Charlotte, NC—An international coalition of shareholders and community leaders from as far away as Bogota, Colombia, will testify to the grave impacts resulting from Bank of America’s financing of the coal industry at the bank’s Annual General Meeting today in Charlotte, North Carolina. Shareholders will also consider a resolution requesting the bank to report carbon emissions stemming from financing of carbon-intensive industries. Coal is the top contributor to greenhouse gas emissions (GHG) that cause climate change.
The proposed resolution requests that Bank of America provide an assessment and report on its financing of GHG emissions. It was introduced by members of the Interfaith Center for Corporate Responsibility (ICCR) and endorsed by a coalition of institutional investors with nearly $35 billion in managed assets.
“Coal is still a big problem for Bank of America, as it continues to finance billions of dollars each year to the dirtiest companies in the business,” said Ben Collins, Policy Campaigner for Rainforest Action Network. “Shareholders proposed a resolution that the bank come clean on its accounting– and report the climate consequences of its financing decisions in the light of day.”
In addition to potential “stranded assets” resulting from a changing climate, delegation members in today’s shareholder meeting testified to the impacts and liabilities for the bank. Santiago Piñeros, an attorney with Social Thought and Action, a Non-Governmental Organization (NGO) based in Bogota, Colombia, traveled to North Carolina to report on the risks the bank may face related to its financing of Drummond Coal.
“Bank of America invests in a coal company that does not respect environmental standards or human rights in Colombia,” said Santiago Piñeros, Staff Attorney at Social Thought and Action in Colombia. “The money from Bank of America is used by Drummond LTD to threaten the right to a healthy life and environment in the communities where they operate. Drummond is a company that operates with no due diligence to protect and respect the human, economic and cultural rights of its workers and the people living near coal mines.”
After publicly resolving to phase out financing for companies engaged primarily in mountaintop removal (MTR) coal mining companies and after Wells Fargo and JPMorgan Chase phased out financing for the largest MTR producers, Bank of America financed 8.9% of the MTR market share, with $393 million in 2013.
“Bank of America needs to stop financing the destruction of our mountains, our water and my community,” said Elise Keaton, Executive Director of Keeper of the Mountains, a member of today’s delegation from West Virginia. “The minuscule profits the bank received as a result of mountaintop removal mining is incomparable to the catastrophic damage caused by the practice. It is killing us.”
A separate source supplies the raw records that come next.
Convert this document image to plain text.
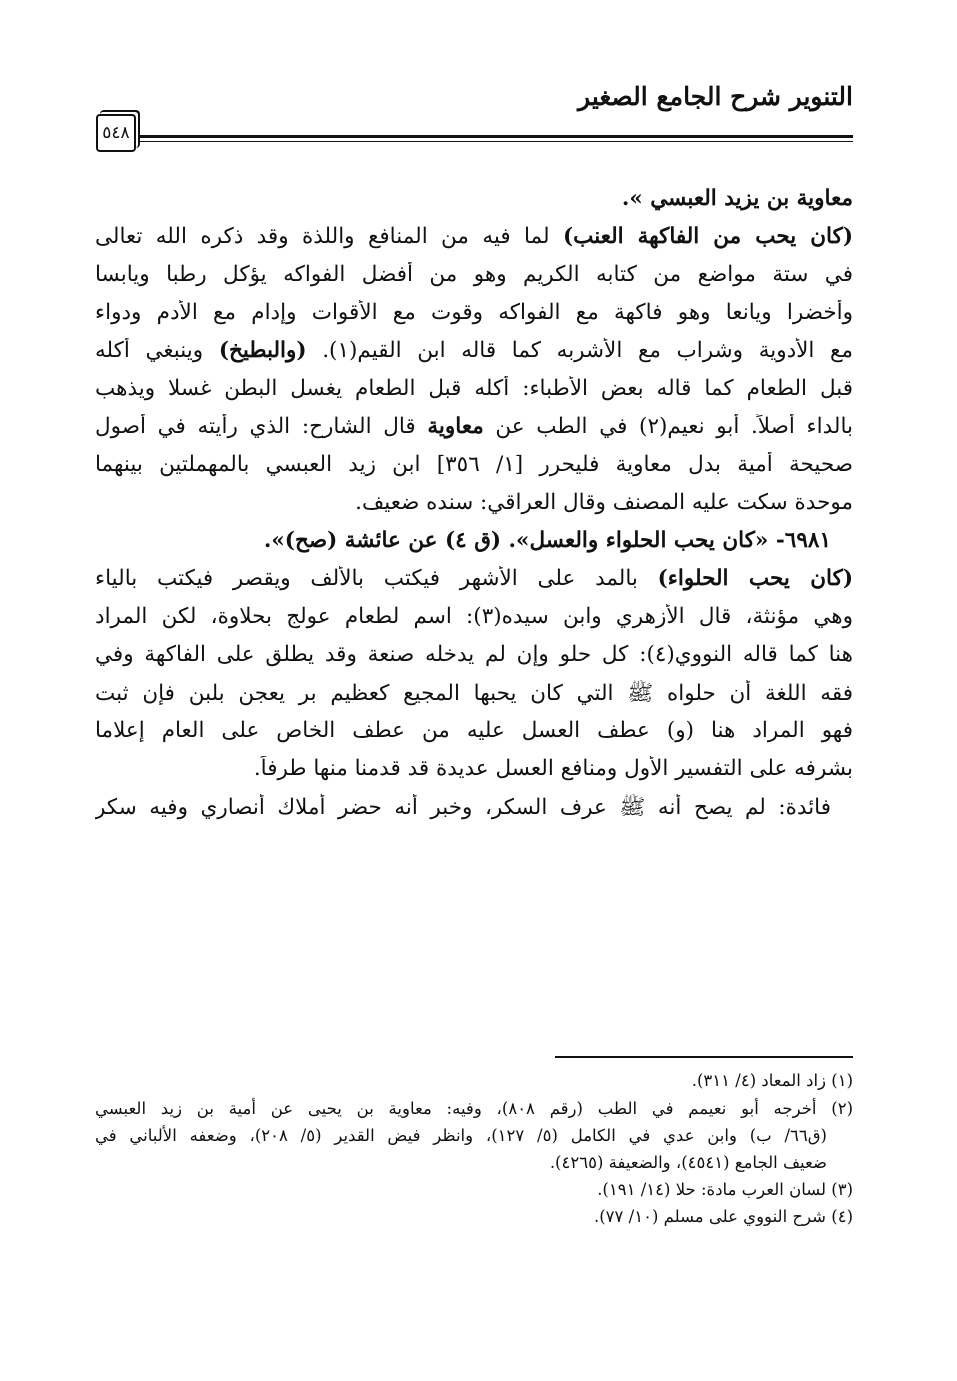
التنوير شرح الجامع الصغير
٥٤٨
معاوية بن يزيد العبسي ».
(كان يحب من الفاكهة العنب) لما فيه من المنافع واللذة وقد ذكره الله تعالى
في ستة مواضع من كتابه الكريم وهو من أفضل الفواكه يؤكل رطبا ويابسا
وأخضرا ويانعا وهو فاكهة مع الفواكه وقوت مع الأقوات وإدام مع الأدم ودواء
مع الأدوية وشراب مع الأشربه كما قاله ابن القيم(١). (والبطيخ) وينبغي أكله
قبل الطعام كما قاله بعض الأطباء: أكله قبل الطعام يغسل البطن غسلا ويذهب
بالداء أصلاً. أبو نعيم(٢) في الطب عن معاوية قال الشارح: الذي رأيته في أصول
صحيحة أمية بدل معاوية فليحرر [١/ ٣٥٦] ابن زيد العبسي بالمهملتين بينهما
موحدة سكت عليه المصنف وقال العراقي: سنده ضعيف.
٦٩٨١- «كان يحب الحلواء والعسل». (ق ٤) عن عائشة (صح)».
(كان يحب الحلواء) بالمد على الأشهر فيكتب بالألف ويقصر فيكتب بالياء
وهي مؤنثة، قال الأزهري وابن سيده(٣): اسم لطعام عولج بحلاوة، لكن المراد
هنا كما قاله النووي(٤): كل حلو وإن لم يدخله صنعة وقد يطلق على الفاكهة وفي
فقه اللغة أن حلواه ﷺ التي كان يحبها المجيع كعظيم بر يعجن بلبن فإن ثبت
فهو المراد هنا (و) عطف العسل عليه من عطف الخاص على العام إعلاما
بشرفه على التفسير الأول ومنافع العسل عديدة قد قدمنا منها طرفاً.
فائدة: لم يصح أنه ﷺ عرف السكر، وخبر أنه حضر أملاك أنصاري وفيه سكر
(١) زاد المعاد (٤/ ٣١١).
(٢) أخرجه أبو نعيمم في الطب (رقم ٨٠٨)، وفيه: معاوية بن يحيى عن أمية بن زيد العبسي
(ق٦٦/ ب) وابن عدي في الكامل (٥/ ١٢٧)، وانظر فيض القدير (٥/ ٢٠٨)، وضعفه الألباني في
ضعيف الجامع (٤٥٤١)، والضعيفة (٤٢٦٥).
(٣) لسان العرب مادة: حلا (١٤/ ١٩١).
(٤) شرح النووي على مسلم (١٠/ ٧٧).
Members of the coalition will also focus on Bank of America’s exposure to Coal-fired power producers, including Duke Energy in North Carolina. Bank of America has maintained longstanding financial ties with Duke Energy and participated in numerous transactions with the energy giant. Duke is responsible for a recent massive coal ash spill in the Dan River where 39,000 tons of coal ash and 24 million gallons of coal ash wastewater was dumped into the river, as well as an intentional and illegal 61 million gallon coal ash wastewater dump in the Cape Fear River upstream from 840,000 people’s drinking water supply.
“Bank of America must take some responsibility for contaminating North Carolina’s waterways by financing irresponsible power companies like Duke Energy, who owns the most high hazard coal ash waste dumps in the country,” said Kemp Burdette, the Cape Fear Riverkeeper. “Bank of America engaged in extremely risky business by pursuing deals with companies like Duke, who illegally dumped 85 million gallons of toxic coal ash in North Carolina waterways in 2014.”
2014 marks the fourth consecutive year Bank of America shareholders have heard from impacted community members reporting on the effects of coal financing and the first year that shareholders voted on a resolution to measure and report on the greenhouse gas footprint of its financing portfolio.